Everything worked out and Carleton went to Chicago for the Channing company. The last performance that Carleton gave in Dolly was in Chicago.
He did not like the actress who was playing Irene Molloy, Joanne Horne. He says she was not fun to play opposite. She was a good singer but not an actress. He felt like no one could compare to Marilynn Lovell. He did, however, love playing opposite Jerry Dodge who he would also direct later in How To Succeed.
At one point, Carleton says he was in a room with reps from Actors Equity and Mr. Merrick’s attorneys because Mr, Merrick had Carleton under both a Broadway AND a Chicago contract at the same time!

He remembers Ginger’s curtain speech which would always begin with, “While I have your attention…” By this point, the rest of the cast would already be backstage getting out of costumes and make-up as Ginger spoke to the audience for an additional fifteen minutes. Mr. Merrick even went so far to say at one time that if Carleton had originally opened in Dolly, they would have won eleven Tonys out of eleven nominations (The only Tony that Dolly did not get that it was nominated for was featured Actor in a musical. It went to Jack Cassidy for “She Loves Me.”) Carleton thought Charles Nelson Reilly was marvelous in the role. Gordon Connell said they had black bunting all over Reilly’s dressing room when they returned to the theater. Reilly was not amused. With all of the cuts and changes that were happening on the road to Broadway, Reilly became more and more disenchanted with the show. Jerry Herman once told Carleton that Reilly HATED “It Only Takes A Moment”. He didn’t like that scene at all. Carleton felt just the opposite. “Isn’t The world full of wonderful things” is pure Wilder.

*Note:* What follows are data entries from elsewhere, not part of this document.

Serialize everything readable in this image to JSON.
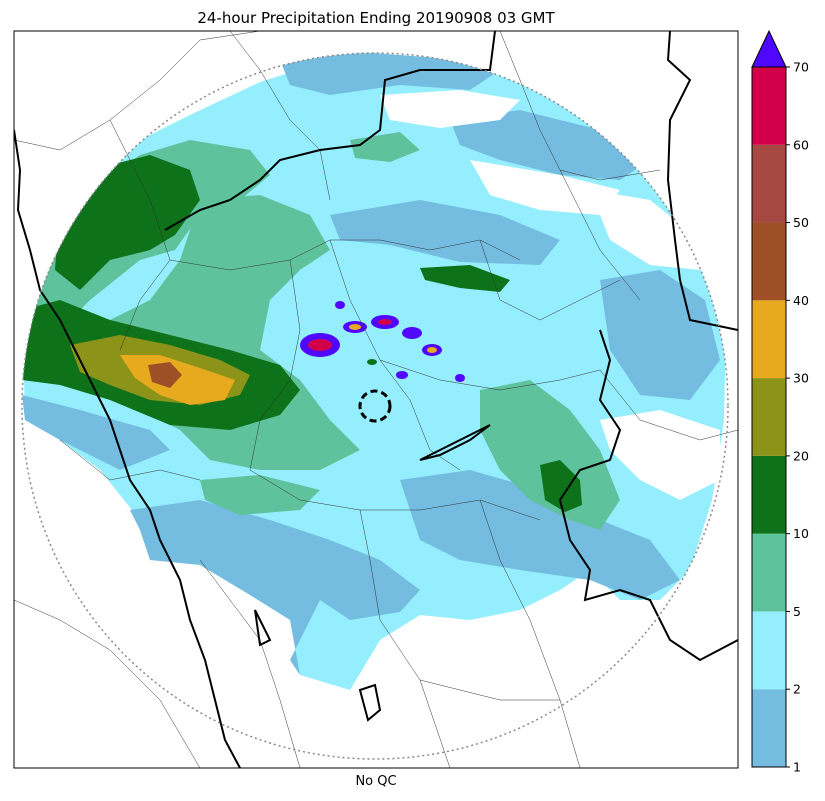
{
  "map": {
    "title": "24-hour Precipitation Ending 20190908 03 GMT",
    "footer_label": "No QC"
  },
  "colorbar": {
    "extend": "max",
    "bins": [
      {
        "from": 1,
        "to": 2,
        "color": "#74bde1"
      },
      {
        "from": 2,
        "to": 5,
        "color": "#95eefe"
      },
      {
        "from": 5,
        "to": 10,
        "color": "#5ec39c"
      },
      {
        "from": 10,
        "to": 20,
        "color": "#0d7219"
      },
      {
        "from": 20,
        "to": 30,
        "color": "#8b9418"
      },
      {
        "from": 30,
        "to": 40,
        "color": "#e7a91e"
      },
      {
        "from": 40,
        "to": 50,
        "color": "#9e4f25"
      },
      {
        "from": 50,
        "to": 60,
        "color": "#a54841"
      },
      {
        "from": 60,
        "to": 70,
        "color": "#d20048"
      }
    ],
    "extend_color": "#5007ff",
    "tick_labels": [
      "1",
      "2",
      "5",
      "10",
      "20",
      "30",
      "40",
      "50",
      "60",
      "70"
    ]
  },
  "colors": {
    "radar_coverage_ring": "#888888",
    "state_border": "#000000",
    "district_border": "#333333",
    "radar_site": "#000000"
  }
}
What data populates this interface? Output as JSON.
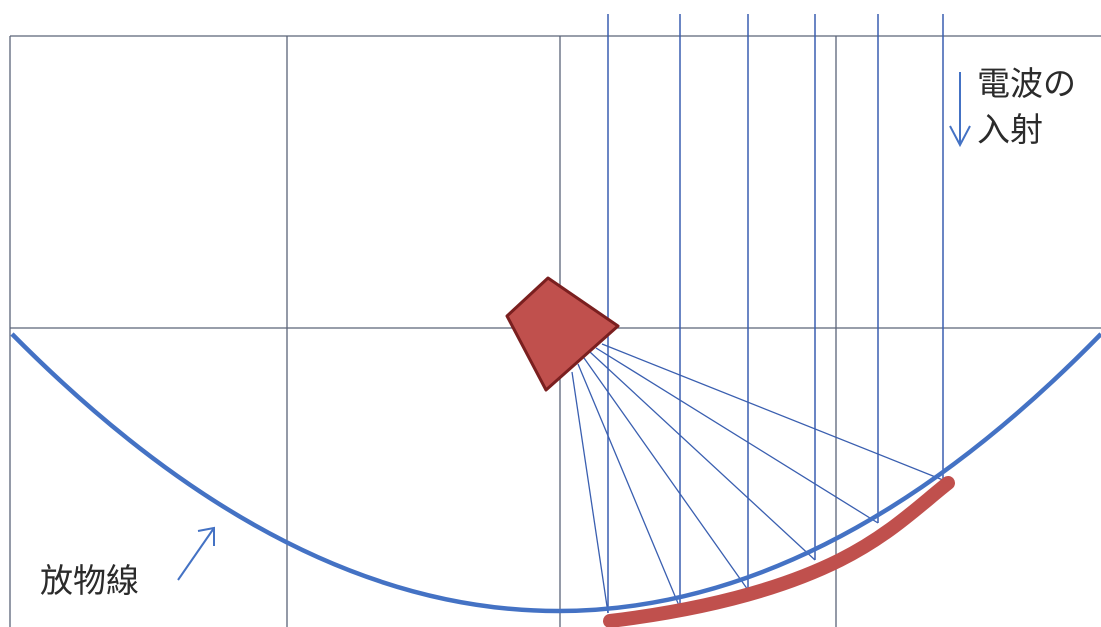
{
  "labels": {
    "incident_wave_line1": "電波の",
    "incident_wave_line2": "入射",
    "parabola": "放物線"
  },
  "colors": {
    "grid": "#5a6478",
    "parabola": "#4472c4",
    "rays": "#3a5fb0",
    "feed_fill": "#c0504d",
    "feed_stroke": "#7a1f1f",
    "highlight": "#c0504d",
    "text": "#2b2b2b"
  }
}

“Coco Ramirez was heaven. Johnny Beecher was marvelous.” Gower also changed the look of Cornelius and Barnaby for this production. Barnaby was now the one with glasses. As Sondra Lee told me that Gower’s real forte was casting. When Carleton first began, he told the musical director, Jay Blackton, “I’ll never hit that top “D” in ‘It Only Takes A Moment’”. Blackton said “Of course you will”…and he did.

Years later when Carleton was doing his club act with John Wallowitch, he would do the entire scene of “It Only Takes a Moment” and John would always say, “Aren’t you a little old for that?”

One major contribution that Gower made to the theater, according to Carleton, is the moving of scenery. Up until that time, the unions possessed that. He wove the moving of the sets into the action of the play. Carleton says Susan Stroman has adopted that. When he was doing Crazy For You with Karen Ziemba, he had a whole section of I Got Rhythm was right out of Gower’s style.

I asked if he has seen any other women play Dolly, he told me that in Chicago one night, Dorothy Lamour came backstage and said, “I have to play Dolly!” He said, “Don’t worry, Dottie! You will”…And she did.
He also saw both Bibi Osterwald and Thelma Carpenter play Dolly. Thelma was a close friend and he called her his sister. He loved Merman in the role. Bailey was naughty. She would not go on on a whim. Thelma ended up doing all the matinees.

Carleton knew of Jerry Herman long before Dolly when Jerry was doing Parade at the Showplace before moving to the Players Theatre and greatly admires him

The biggest change that Carleton has seen in the theater since starting out is that everyone is miked now. Of course performing at a venue like St. Louis Muni, it is a necessity. He was doing Cinderella there and that was the first time he was miked. It was because of the immense size of the venue. Otherwise, is it really necessary?

Thank you Carleton Carpenter for the gifts you have given and continue to give to the world!